Security policy
Ory is working with Hackerone to provide a private bug bounty program for all Ory products. If you are interested in joining the program, please create an account at Hackerone and request access. The following is the policy for the private bug bounty program.
Being a security-focused company, Ory appreciates, encourages, and rewards feedback from the security community. Ory is open source at heart, so feel free to inspect our source code. Ory commits to following HackerOne's vulnerability disclosure guidelines and we ask you to do the same. Thank you for helping keep Ory and our users safe!
Research guidelines
While security-testing Ory systems, please make a good-faith effort to avoid privacy violations, destruction of data, and interruption or degradation of our service. Interact only with accounts you own or with the explicit permission of the account holder.
Prohibited activities:
- social engineering like phishing, vishing, or smishing
- security scanning with more than 5 QPS against Ory domains
- any activity that leads to disruption of our service longer than 5 minutes
What can you report
Please report any potential security vulnerability that potentially leads to sensible exploits. Please report vulnerabilities in Ory's upstream dependencies to the respective projects and only reach out to us if the the report to upstream was unsuccessful.
When reporting vulnerabilities, please consider the attack scenario, exploitability, and security impact of the bug. Out of scope are attacks
- through the runtime environment of self-hosted Ory installations
- through user-provided configuration like a user not setting appropriate permissions on projects containing sensitive information
- through port address translation for Ory Cloud Projects
- around missing rate limiting (we have it on our roadmap)
- on intentionally public hosts and information on them like our documentation and website
- that require physical access to the victim's computer
- against vulnerabilities in outdated browsers (more than two versions behind the latest stable version)
- based on software version disclosure, banner identification issues, descriptive error messages or headers (stack traces, application or server errors)
- based on tabnabbing or open redirect unless you can demonstrate an additional security impact
- that require unlikely user interaction
- disclosing configuration and paths unless you include proof of credential leakage or demonstrate an attack with the leaked information (since we manage much of our infrastructure through public GitOps repositories)
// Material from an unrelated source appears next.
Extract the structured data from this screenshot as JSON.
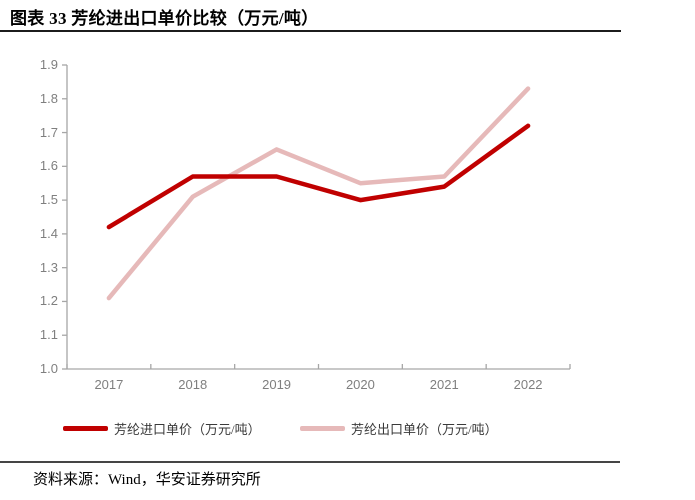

Please use Ory's customer support channels if you need help tuning Ory components for security or need help applying security-related updates.
How to report
Submit one vulnerability per report unless you need to chain vulnerabilities to achieve impact.
Please provide a detailed vulnerability report with step-by-step instructions to reproduce the issue. Only vulnerabilities that we can reproduce are eligible for a reward.
Review
Ory commits to these response timelines:
- 1-2 business days to first response
- 3-5 business days from report submission to triage
- 3-5 business days from triage to bounty
We'll stay in close contact with you throughout the process.
Rewards
While all reward decision are up to our discretion, we generally award these monetary bounties out of our total yearly bounty budget for security vulnerabilities that we can reproduce:
Low | Medium | High | Critical |
---|---|---|---|
$100 | $350 | $1,000 | $3,000 |
We also award swag for smaller findings like problems with Ory usage of third-party software and services for marketing, email, or developer support.
When receiving multiple reports about the same issue, we award the first report that we can fully reproduce. Multiple vulnerabilities caused by the same underlying issue result in only one bounty. We award public Zero-day vulnerabilities that have had an official patch for less than one month on a case-by-case basis
Publication
Please do not discuss any vulnerabilities, even resolved ones, outside this program without written consent from Ory.
Safe harbor
Any activities conducted in a manner consistent with this policy will be considered authorized conduct and not result in legal action from Ory against you. If you face legal action in connection with activities conducted under this policy, Ory will take steps to make it known that you conducted your actions in compliance with this policy.